アメリカで記者を殺害した罪で起訴された元地方政治家が、陪審による裁判で終身刑を言い渡された。
28日(現地時間)にAP通信および米NBCニュースが伝えたところによると、ネバダ州の陪審団は、1級殺人罪で起訴された元クラーク郡公共行政官のロバート・テレス(47歳)に対し終身刑を言い渡したという。12人で構成された陪審団は、テレスが少なくとも20年以上服役しなければ仮釈放の資格を得られないと評決した。テレスは選挙で選ばれた公職者であり、2022年9月に「ラスベガス・レビュー・ジャーナル」の記者ジェフ・ジャーマン氏(当時69歳)を刃物で刺して殺害した罪で起訴された。
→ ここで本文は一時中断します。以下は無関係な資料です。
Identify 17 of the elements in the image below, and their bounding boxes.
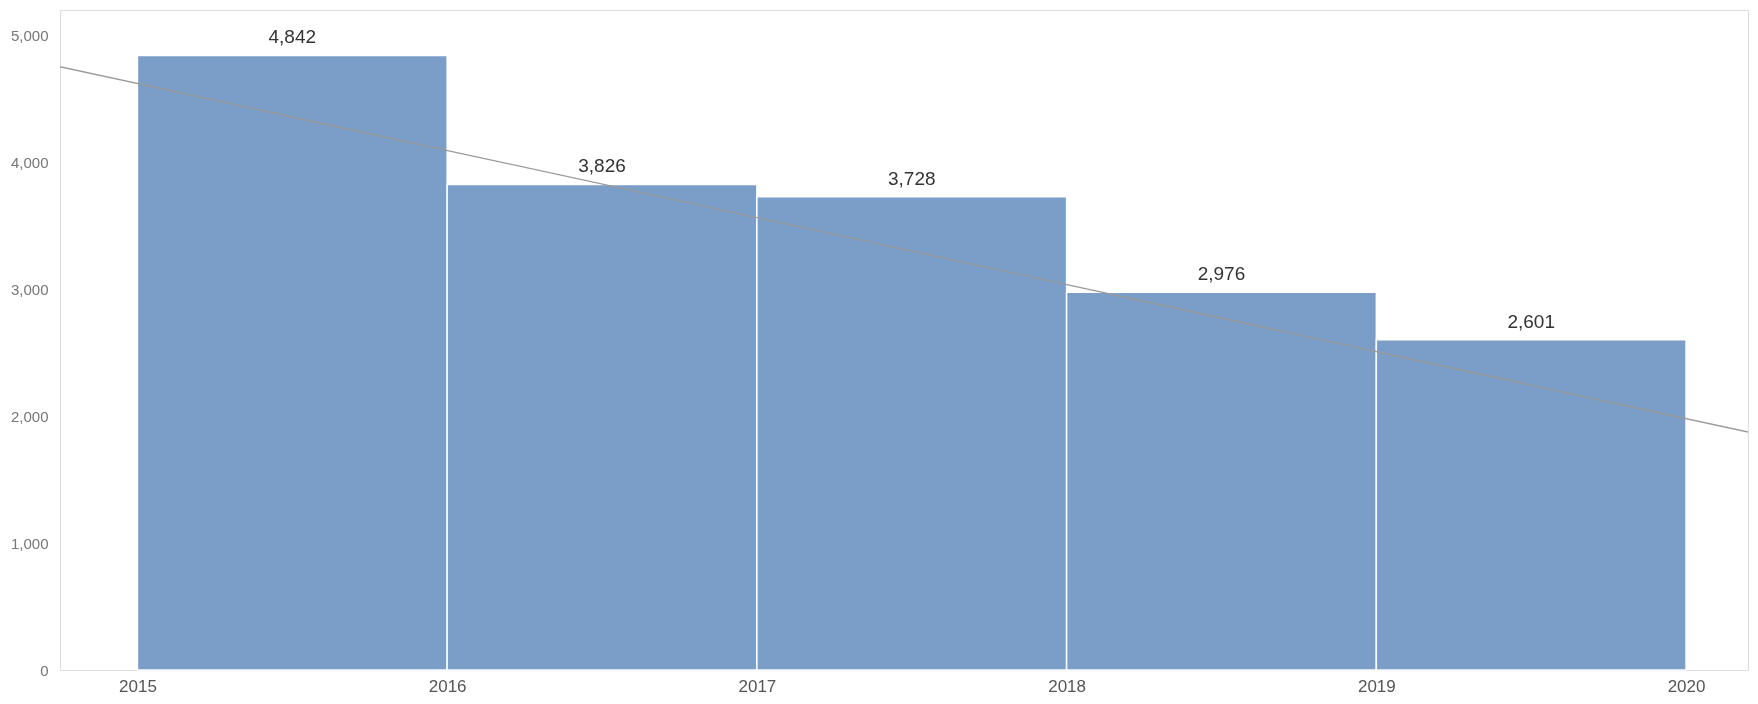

ジャーマン氏は選挙を前に、テレスの事務所で発生した職場内のいじめについての記事を執筆し、テレスが女性職員と不適切な関係にあるとの疑惑も報じていた。その後、テレスは2022年6月の予備選挙で僅差で敗北すると、SNSにジャーマン氏の報道やそのメディアを非難する投稿をした。約3ヶ月後、ジャーマン氏は自宅隣の庭で死亡しているのが発見され、検察はジャーマン氏の批判記事に恨みを抱いたテレスが犯人だとし、彼を逮捕した。
テレスは裁判で最後まで容疑を否認したが、検察はテレスの自宅から押収した靴や帽子などが事件現場の防犯カメラに映っていた容疑者のものと似ていると証拠として提示した。また、ジャーマン氏の爪の下からテレスのDNAが見つかったことも明らかになった。テレスは、公職にあった際に汚職撲滅に努めたことに反感を抱いた者たちが自分に殺人の濡れ衣を着せたと主張したが、陪審団はこれを受け入れなかった。テレスの弁護士は、この判決に対して控訴する意向を示している。
ジャーマン氏は44年間にわたりラスベガスで犯罪や裁判、腐敗事件を取材した尊敬されるジャーナリストであったとAPは伝えている。非営利団体ジャーナリスト保護委員会のアメリカ担当者キャサリン・ジェイコブソン氏は、同日発表した声明で、今回の判決が「ジャーナリストの殺害は容認されないという重要なメッセージを送るものだ」と述べた。